We talked and drove for hours.

I asked him how he could so easily accept me. After all, I was having trouble accepting myself.

You are still the same person, he said. Of course, he was right.

At about five o'clock in the morning, we were finally exhausted from talking. We went into a donut shop. I drank a cup of tea; he played an arcade game -- sports, of course.

As the sun finally came up, we got back into his car and continued driving. We had done most of our talking by then and were exhausted.

The only part of my confession that he couldn't understand was why I had kept it from him for so long. He was hurt that I didn't trust him enough to tell him the truth earlier.

I asked him whether he would have been able to accept me a few years ago if I had told him then. He bowed his head, and said no.
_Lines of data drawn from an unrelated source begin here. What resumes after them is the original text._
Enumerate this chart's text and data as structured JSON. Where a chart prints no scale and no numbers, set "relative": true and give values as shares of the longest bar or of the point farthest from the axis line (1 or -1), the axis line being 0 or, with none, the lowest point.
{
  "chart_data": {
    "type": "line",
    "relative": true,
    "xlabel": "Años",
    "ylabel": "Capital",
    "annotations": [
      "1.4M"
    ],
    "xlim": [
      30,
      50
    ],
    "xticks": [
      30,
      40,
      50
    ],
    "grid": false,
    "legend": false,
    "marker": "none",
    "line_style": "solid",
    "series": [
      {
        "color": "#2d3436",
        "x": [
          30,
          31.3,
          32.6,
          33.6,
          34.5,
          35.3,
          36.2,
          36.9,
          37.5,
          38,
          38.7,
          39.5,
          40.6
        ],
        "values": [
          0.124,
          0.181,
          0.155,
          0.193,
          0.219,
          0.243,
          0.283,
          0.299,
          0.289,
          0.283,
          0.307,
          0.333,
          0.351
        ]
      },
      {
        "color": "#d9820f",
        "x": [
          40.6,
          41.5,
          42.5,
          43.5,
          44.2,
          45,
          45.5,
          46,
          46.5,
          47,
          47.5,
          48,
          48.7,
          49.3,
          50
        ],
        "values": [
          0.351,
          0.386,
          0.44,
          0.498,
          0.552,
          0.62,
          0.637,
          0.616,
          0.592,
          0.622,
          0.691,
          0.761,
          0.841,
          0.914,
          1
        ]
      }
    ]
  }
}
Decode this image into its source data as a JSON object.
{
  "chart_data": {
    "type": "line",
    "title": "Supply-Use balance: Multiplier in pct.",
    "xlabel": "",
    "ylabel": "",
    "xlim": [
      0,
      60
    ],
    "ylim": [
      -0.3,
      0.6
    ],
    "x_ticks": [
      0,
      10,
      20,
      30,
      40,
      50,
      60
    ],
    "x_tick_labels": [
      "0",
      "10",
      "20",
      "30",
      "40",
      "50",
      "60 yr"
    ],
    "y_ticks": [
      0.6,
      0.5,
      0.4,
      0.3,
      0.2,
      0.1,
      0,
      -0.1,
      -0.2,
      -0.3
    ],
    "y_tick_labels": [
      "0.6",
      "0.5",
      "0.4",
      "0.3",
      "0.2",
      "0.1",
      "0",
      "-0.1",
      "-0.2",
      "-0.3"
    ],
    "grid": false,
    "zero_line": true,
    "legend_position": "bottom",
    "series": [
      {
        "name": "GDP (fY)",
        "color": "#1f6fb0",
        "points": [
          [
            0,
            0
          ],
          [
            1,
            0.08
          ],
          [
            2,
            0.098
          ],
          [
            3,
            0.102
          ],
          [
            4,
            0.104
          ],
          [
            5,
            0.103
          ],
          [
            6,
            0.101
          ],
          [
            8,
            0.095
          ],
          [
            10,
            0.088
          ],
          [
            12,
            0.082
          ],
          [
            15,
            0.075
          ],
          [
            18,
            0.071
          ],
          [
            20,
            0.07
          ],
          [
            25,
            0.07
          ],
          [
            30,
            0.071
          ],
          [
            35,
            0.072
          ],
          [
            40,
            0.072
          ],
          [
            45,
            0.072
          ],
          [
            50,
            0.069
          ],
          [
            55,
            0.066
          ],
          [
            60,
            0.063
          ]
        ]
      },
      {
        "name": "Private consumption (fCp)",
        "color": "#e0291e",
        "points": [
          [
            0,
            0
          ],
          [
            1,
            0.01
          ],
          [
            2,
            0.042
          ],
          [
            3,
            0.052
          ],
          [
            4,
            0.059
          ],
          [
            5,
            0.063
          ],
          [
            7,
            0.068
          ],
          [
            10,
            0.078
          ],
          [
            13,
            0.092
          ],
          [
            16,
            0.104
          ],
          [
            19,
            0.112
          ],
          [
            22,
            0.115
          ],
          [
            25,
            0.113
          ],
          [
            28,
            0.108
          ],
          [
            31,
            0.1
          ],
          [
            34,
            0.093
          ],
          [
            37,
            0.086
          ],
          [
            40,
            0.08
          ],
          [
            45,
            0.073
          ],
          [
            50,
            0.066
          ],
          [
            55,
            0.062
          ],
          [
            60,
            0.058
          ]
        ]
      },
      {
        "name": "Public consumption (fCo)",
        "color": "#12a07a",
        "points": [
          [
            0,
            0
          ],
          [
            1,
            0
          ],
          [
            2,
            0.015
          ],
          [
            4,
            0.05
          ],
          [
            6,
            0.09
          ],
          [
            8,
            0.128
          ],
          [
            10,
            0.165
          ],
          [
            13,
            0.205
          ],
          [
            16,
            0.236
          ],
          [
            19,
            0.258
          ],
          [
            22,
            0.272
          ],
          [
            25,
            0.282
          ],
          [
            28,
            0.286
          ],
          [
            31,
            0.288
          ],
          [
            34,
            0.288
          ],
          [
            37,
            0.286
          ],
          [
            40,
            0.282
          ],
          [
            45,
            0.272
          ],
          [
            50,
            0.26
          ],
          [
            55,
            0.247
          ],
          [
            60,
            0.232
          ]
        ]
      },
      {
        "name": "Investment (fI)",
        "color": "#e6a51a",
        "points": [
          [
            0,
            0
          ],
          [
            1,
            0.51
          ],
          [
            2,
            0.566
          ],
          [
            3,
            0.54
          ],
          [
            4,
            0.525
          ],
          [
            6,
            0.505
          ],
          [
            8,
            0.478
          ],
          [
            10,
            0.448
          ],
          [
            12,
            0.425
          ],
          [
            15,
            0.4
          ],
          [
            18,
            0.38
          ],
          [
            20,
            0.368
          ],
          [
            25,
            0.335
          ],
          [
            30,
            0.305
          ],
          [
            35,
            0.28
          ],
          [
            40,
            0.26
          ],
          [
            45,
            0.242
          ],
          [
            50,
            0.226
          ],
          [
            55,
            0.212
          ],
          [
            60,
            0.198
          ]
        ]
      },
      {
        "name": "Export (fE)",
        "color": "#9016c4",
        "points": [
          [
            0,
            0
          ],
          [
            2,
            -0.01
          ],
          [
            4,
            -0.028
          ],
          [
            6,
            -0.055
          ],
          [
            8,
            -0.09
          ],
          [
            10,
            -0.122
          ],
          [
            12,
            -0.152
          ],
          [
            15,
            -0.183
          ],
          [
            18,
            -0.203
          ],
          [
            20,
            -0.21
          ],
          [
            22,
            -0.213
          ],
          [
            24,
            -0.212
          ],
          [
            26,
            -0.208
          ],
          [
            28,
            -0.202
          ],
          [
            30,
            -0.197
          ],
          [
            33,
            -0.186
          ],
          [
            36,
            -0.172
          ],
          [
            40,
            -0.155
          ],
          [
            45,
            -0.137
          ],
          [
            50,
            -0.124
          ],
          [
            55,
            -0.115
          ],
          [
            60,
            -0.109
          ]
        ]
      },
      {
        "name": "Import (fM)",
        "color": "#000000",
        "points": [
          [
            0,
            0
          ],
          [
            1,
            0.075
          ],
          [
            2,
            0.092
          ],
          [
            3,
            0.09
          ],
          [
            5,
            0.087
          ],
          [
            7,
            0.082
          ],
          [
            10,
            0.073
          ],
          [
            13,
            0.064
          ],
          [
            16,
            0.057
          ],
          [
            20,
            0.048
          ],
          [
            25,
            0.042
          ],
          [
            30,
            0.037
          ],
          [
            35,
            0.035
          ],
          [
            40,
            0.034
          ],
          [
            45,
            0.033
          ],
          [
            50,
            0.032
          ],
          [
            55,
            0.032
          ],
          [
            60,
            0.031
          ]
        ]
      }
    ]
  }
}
Despite my fears, and thanks to my friend's understanding and love, we have grown even closer than before -- inseparable, in fact.

For the first time, we are completely honest with each other and keep no secrets.

For the fist time, I feel loved and accepted for all of who I am.

For the first time, we have begun to talk openly about relationships and sex.

For the first time, I have learned to accept myself, because of his acceptance of me.

And for the first time -- I am finally at piece.